でも、そうした思考はカルチャーとして残したくなかった。そこで、とりあえず僕らの利益は後回しにしよう、と話し合いました。自分が顧客だったらそれでいいのか、そんな選択をする事業者を選ぶか、を起点に考えようとみんなで決めたんです」
その意志の下、今HitoHanaが目指すのは「顧客との距離をもっと近づける」ことだ。Instagramの個人アカウントで人気を集めるフローリストが出てきているので、例えば制作の様子をライブ配信すれば、さらなるファンの拡大が見込める。各地の植物市場での買い付けをライブ配信し、生産者に話を聞きながら、顧客からの質問を取り次ぐことも可能だ。
デジタルで埋めきれない期待値の差分は、カスタマーサクセスの考え方におけるハイタッチのコミュニケーション、つまり相手の希望をしっかりと汲んで返していく「人間的な対応」で埋めていく。オーダーメイドの商品なら、フローリストが顧客とオンラインミーティングで相対し、希望を聞きながら制作することもできる。こうした取り組みは、デジタル化に遅れをとる領域に新風を吹き込み、スタンダードを変えていく。

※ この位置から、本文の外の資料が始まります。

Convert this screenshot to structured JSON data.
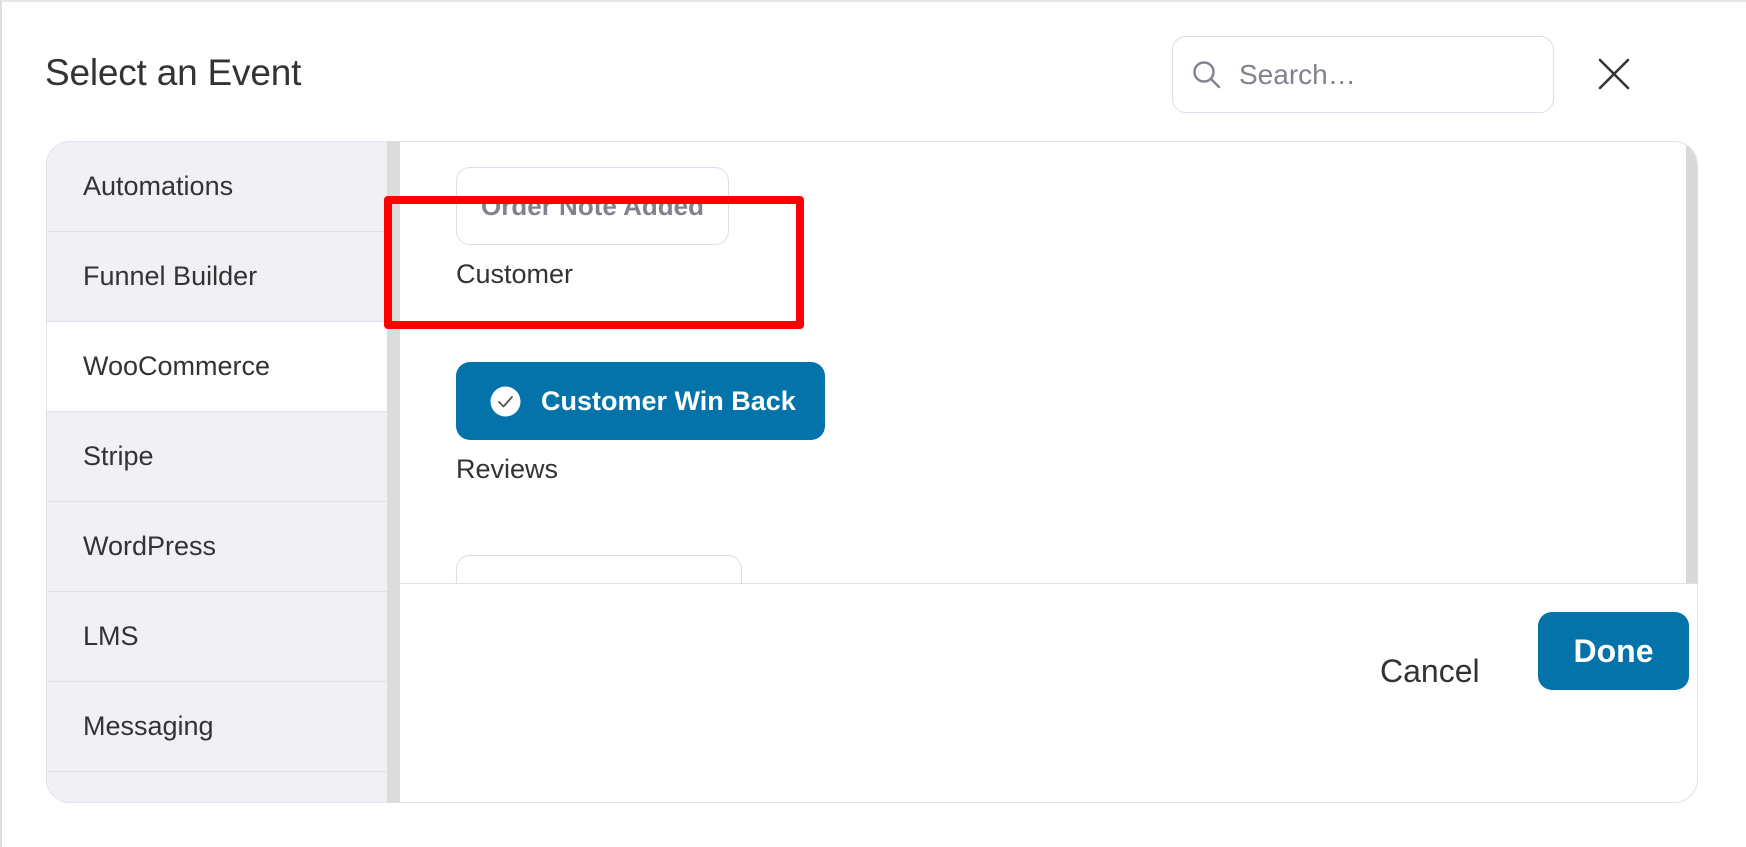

森田氏「飲食予約を撤退したときに思ったことですが、新しい事業がどれだけ生まれても、『この事業者に社会の変化を委ねたい』と顧客に思ってもらえて初めて、それが存続するんです。顧客が望む方向に社会を変えられないなら、事業者として存在する価値がない。これからも、顧客の期待からすべてを発想して動いていきたいですね」
将来的には、同じようにデジタルによる規模の拡大が難しく、若い担い手が減っているような他の業界にも、テクノロジーの力でアプローチしたいと構想している。「その現場でクラフトマンシップを発揮している人に、もっと光を当てたい。それを顧客に還元して、商品の価値や体験の存続につなげられたら」と森田氏。Beer and Techの挑戦は、業界を超えて続く。